I spawn some fish that then swim around, and once they reach a certain distance from origin, I parent the fish to nil and remove its data from a table:

fishData[fish]=nil
fish.Parent=nil

The place freezes when the first fish goes far enough and is removed (actually it managed to print that two fish are removed, so there is at least a tiny delay).

Now, as I said, I had changed a table (that stuff, including the fish, are as keys in) to a weak table. Now it seems, if I change it back to a regular table, that fixes the issue.

So its something about the weak table causing issues when the only remaining reference to an instance is a key in the weak table (which should result in that key being removed/collected automatically, if I understood how weak tables work).

Because of the delay in removing fish and the place freezing, it could be that it happens when Lua does its garbage collection. Or it could just happen next frame from the removal of fish.

EDIT:
Do weak tables work if the value contains references to the child instances of the key? Or does such a cycle prevent it from being collected? Thats not the case here (it only happens in specific conditions), but I might need to reorganize things a bit otherwise.

Also I have another weak table with part keys and that hasnt had any issues…
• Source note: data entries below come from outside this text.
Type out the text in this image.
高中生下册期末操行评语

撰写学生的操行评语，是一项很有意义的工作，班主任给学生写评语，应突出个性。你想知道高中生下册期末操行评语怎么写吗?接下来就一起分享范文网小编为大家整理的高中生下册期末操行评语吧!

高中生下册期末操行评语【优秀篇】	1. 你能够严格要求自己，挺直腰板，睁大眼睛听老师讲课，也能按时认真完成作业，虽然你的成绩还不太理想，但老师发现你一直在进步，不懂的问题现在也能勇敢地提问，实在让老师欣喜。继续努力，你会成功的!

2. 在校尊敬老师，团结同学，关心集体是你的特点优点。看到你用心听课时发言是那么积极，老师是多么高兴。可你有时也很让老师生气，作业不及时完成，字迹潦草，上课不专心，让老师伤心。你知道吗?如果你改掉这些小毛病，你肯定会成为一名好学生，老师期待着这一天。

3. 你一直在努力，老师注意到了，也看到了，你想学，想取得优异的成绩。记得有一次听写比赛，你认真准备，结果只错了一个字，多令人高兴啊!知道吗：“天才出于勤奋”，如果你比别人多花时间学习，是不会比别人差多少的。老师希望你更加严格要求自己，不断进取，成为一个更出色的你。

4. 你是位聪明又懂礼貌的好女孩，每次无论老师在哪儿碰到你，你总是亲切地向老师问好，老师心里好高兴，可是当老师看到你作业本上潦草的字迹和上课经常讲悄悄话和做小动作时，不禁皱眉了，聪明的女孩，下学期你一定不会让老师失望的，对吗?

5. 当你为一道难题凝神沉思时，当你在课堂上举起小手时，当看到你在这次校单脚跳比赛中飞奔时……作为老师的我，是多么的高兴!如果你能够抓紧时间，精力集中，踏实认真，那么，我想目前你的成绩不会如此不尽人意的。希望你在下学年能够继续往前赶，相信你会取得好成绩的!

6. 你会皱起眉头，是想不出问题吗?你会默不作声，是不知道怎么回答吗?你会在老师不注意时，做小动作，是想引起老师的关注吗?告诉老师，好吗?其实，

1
The fish have a bodyvelocity and a bodygyro, and theyre unionparts (box collision fidelity), and they have a bunch of decals on them. If that changes anything.

Just a follow-up:
Within past 1-2 days I added another weak table and that crashed/froze server too.
But today, enabling both the weak tables, or only the original that caused issues, Im no longer experiencing the bug.
EDIT: NVM it just takes few minutes longer. Server still breaks.

Looking at what separated the problematic weak tables from the one that worked fine, the problematic ones had map-style tables as values, while the working one had a simple array. Also the problematic ones had function-type values in their table, and those functions referenced ‘captured’ variables outside the function itself (idk what the Lua terminology is).

Was there a recent update/bugfix that mightve solved this?